We pressed pause. For a year, we focused on the life we did have, not the one we were missing. Our marriage strengthened, our community grew deeper, and the old dream of adoption rose to the surface again. We started the process and learned how much waiting there is, how many maybes turn into nos, and how rejection can sting even when you know it just means the story lies elsewhere.
Then came the email. An expectant mother in Florida chose us. We flew to Jacksonville, hopeful, and kept trying to meet each time she had a new crisis. Finally, our lawyer called the hospital to confirm a meeting and learned she had already delivered a month earlier. It was intended to defraud. I expected to unravel. Instead, a strange, heavy peace reached us, and a phrase settled into my chest: God is not finished. We packed our bags, flew home empty-handed, and asked our people to forgive her and keep praying.

A month later, another email. Chosen again. This time, our hearts were guarded but calm. On a video call, our expectant mom, now our beloved Mama M, looked at her caseworker and then at us and said, I know they are the ones. We flew to Utah. Because of pandemic rules, we were told we would not meet the baby until discharge, but the nurses made an exception and gave us their best room. We held our daughter for two days while snow fell quietly outside. Mama M signed when she was ready. We named our girl Malina Anna, born 2-2-21, and left the hospital with her birth family, exchanging small gifts and big promises. We gave Mama M time alone with Malina in the hospital, then she sent her back to us at night without us asking. It felt like shared love, not divided love.

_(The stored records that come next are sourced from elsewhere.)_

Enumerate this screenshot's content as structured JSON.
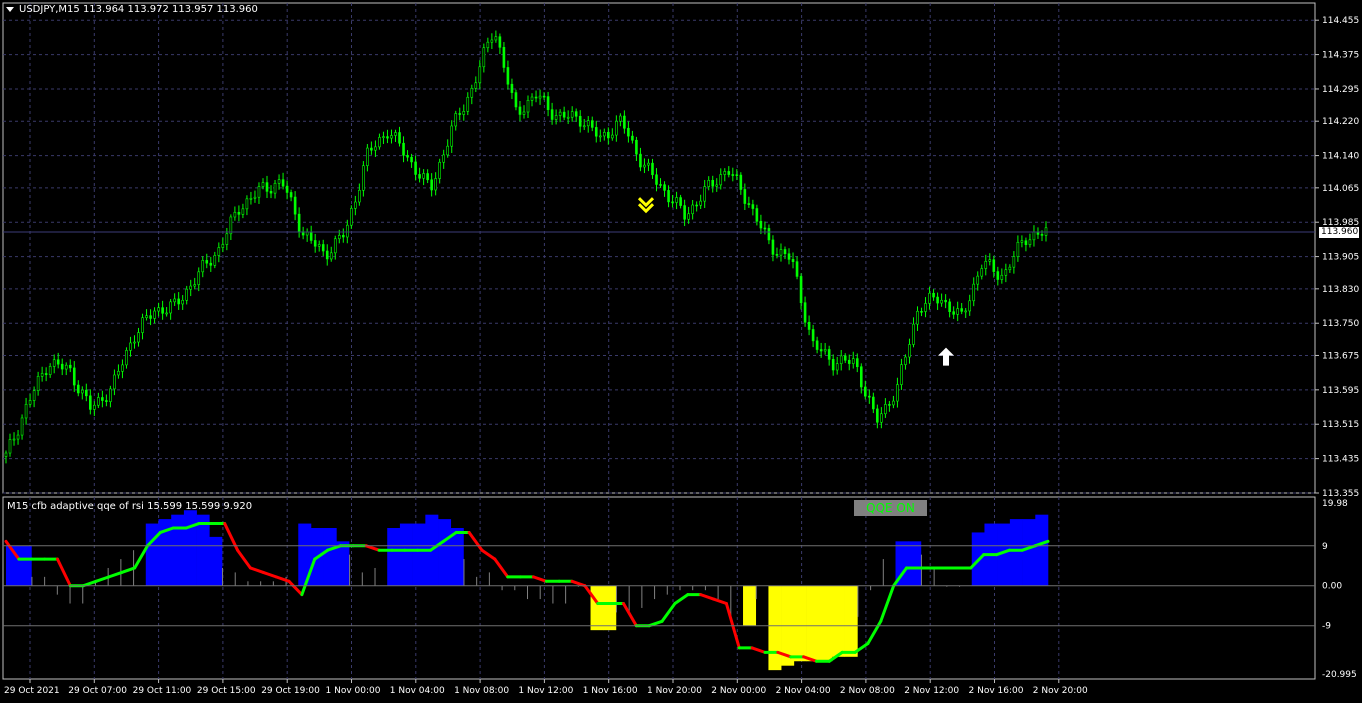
{
  "window": {
    "main_header": "USDJPY,M15  113.964 113.972 113.957 113.960",
    "sub_header": "M15  cfb adaptive qqe of rsi 15.599 15.599 9.920",
    "badge_text": "QQE ON",
    "current_price": "113.960"
  },
  "price_axis_labels": [
    "114.455",
    "114.375",
    "114.295",
    "114.220",
    "114.140",
    "114.065",
    "113.985",
    "113.905",
    "113.830",
    "113.750",
    "113.675",
    "113.595",
    "113.515",
    "113.435",
    "113.355"
  ],
  "sub_axis_labels": [
    "19.98",
    "9",
    "0.00",
    "-9",
    "-20.995"
  ],
  "time_axis_labels": [
    "29 Oct 2021",
    "29 Oct 07:00",
    "29 Oct 11:00",
    "29 Oct 15:00",
    "29 Oct 19:00",
    "1 Nov 00:00",
    "1 Nov 04:00",
    "1 Nov 08:00",
    "1 Nov 12:00",
    "1 Nov 16:00",
    "1 Nov 20:00",
    "2 Nov 00:00",
    "2 Nov 04:00",
    "2 Nov 08:00",
    "2 Nov 12:00",
    "2 Nov 16:00",
    "2 Nov 20:00"
  ],
  "colors": {
    "candle": "#00ff00",
    "grid": "#3a3a6a",
    "up_hist": "#0000ff",
    "down_hist": "#ffff00",
    "qqe_up": "#00ff00",
    "qqe_down": "#ff0000",
    "signal_up": "#ffffff",
    "signal_down": "#ffff00"
  },
  "chart_data": [
    {
      "type": "line",
      "title": "USDJPY,M15",
      "symbol": "USDJPY",
      "timeframe": "M15",
      "price_close_path": [
        113.44,
        113.56,
        113.66,
        113.64,
        113.55,
        113.6,
        113.72,
        113.78,
        113.79,
        113.86,
        113.92,
        114.02,
        114.06,
        114.08,
        113.96,
        113.91,
        113.96,
        114.14,
        114.2,
        114.13,
        114.06,
        114.2,
        114.3,
        114.44,
        114.24,
        114.28,
        114.23,
        114.23,
        114.18,
        114.22,
        114.12,
        114.06,
        114.0,
        114.06,
        114.11,
        114.03,
        113.93,
        113.9,
        113.7,
        113.66,
        113.66,
        113.52,
        113.6,
        113.79,
        113.81,
        113.76,
        113.89,
        113.86,
        113.95,
        113.96
      ],
      "ylim": [
        113.355,
        114.495
      ],
      "current_price": 113.96,
      "signals": [
        {
          "type": "sell",
          "at": "1 Nov 20:00 approx",
          "price": 114.02
        },
        {
          "type": "buy",
          "at": "2 Nov 13:00 approx",
          "price": 113.67
        }
      ]
    },
    {
      "type": "area",
      "title": "cfb adaptive qqe of rsi",
      "ylim": [
        -20.995,
        19.98
      ],
      "levels": [
        9,
        0,
        -9
      ],
      "values_header": [
        15.599,
        15.599,
        9.92
      ],
      "histogram": [
        9,
        9,
        2,
        2,
        -2,
        -4,
        -4,
        1,
        4,
        6,
        8,
        14,
        15,
        16,
        17,
        16,
        11,
        4,
        3,
        1,
        1,
        1,
        2,
        14,
        13,
        13,
        10,
        7,
        3,
        4,
        13,
        14,
        14,
        16,
        15,
        13,
        6,
        2,
        3,
        -1,
        -1,
        -3,
        -3,
        -4,
        -4,
        0,
        -10,
        -10,
        -6,
        -6,
        -5,
        -3,
        -2,
        -1,
        -1,
        -1,
        -3,
        -8,
        -9,
        -3,
        -19,
        -18,
        -17,
        -17,
        -17,
        -16,
        -16,
        -7,
        -1,
        6,
        10,
        10,
        7,
        4,
        0,
        0,
        12,
        14,
        14,
        15,
        15,
        16
      ],
      "qqe_line": [
        10,
        6,
        6,
        6,
        6,
        0,
        0,
        1,
        2,
        3,
        4,
        9,
        12,
        13,
        13,
        14,
        14,
        14,
        8,
        4,
        3,
        2,
        1,
        -2,
        6,
        8,
        9,
        9,
        9,
        8,
        8,
        8,
        8,
        8,
        10,
        12,
        12,
        8,
        6,
        2,
        2,
        2,
        1,
        1,
        1,
        0,
        -4,
        -4,
        -4,
        -9,
        -9,
        -8,
        -4,
        -2,
        -2,
        -3,
        -4,
        -14,
        -14,
        -15,
        -15,
        -16,
        -16,
        -17,
        -17,
        -15,
        -15,
        -13,
        -8,
        0,
        4,
        4,
        4,
        4,
        4,
        4,
        7,
        7,
        8,
        8,
        9,
        10
      ],
      "qqe_trend_note": "green = rising, red = falling"
    }
  ]
}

Three months later, our phones lit up again. The same agency from our disruption called about a little boy in Florida whose mother wanted a family that knew what it meant to lose and say yes again. She read our story and chose us. We scrambled to renew paperwork in days. We were still short twenty thousand dollars, so we asked our small church if they wanted to help. They said we will cover it. I do not think I have ever seen God’s provision show up so plainly. We flew east, met Mama N and our son, and named him Fynn. The family came to help as we waited for the interstate paperwork to clear. After years of empty hands, two babies in our arms felt like a double portion.

Our days are a blur of bottles, burp cloths, and belly laughs. Malina and Fynn reach for each other, hold hands, bump cheeks, and remind us every hour what grace looks like. We honor both of their first families, carry their stories with respect, and keep the door open with love. We still remember the long wait, the losses, the no answers, the failed match, the quiet ache of being left out. If I could send a message to that version of us, I would tell them to keep their eyes up. God was not late. He was weaving.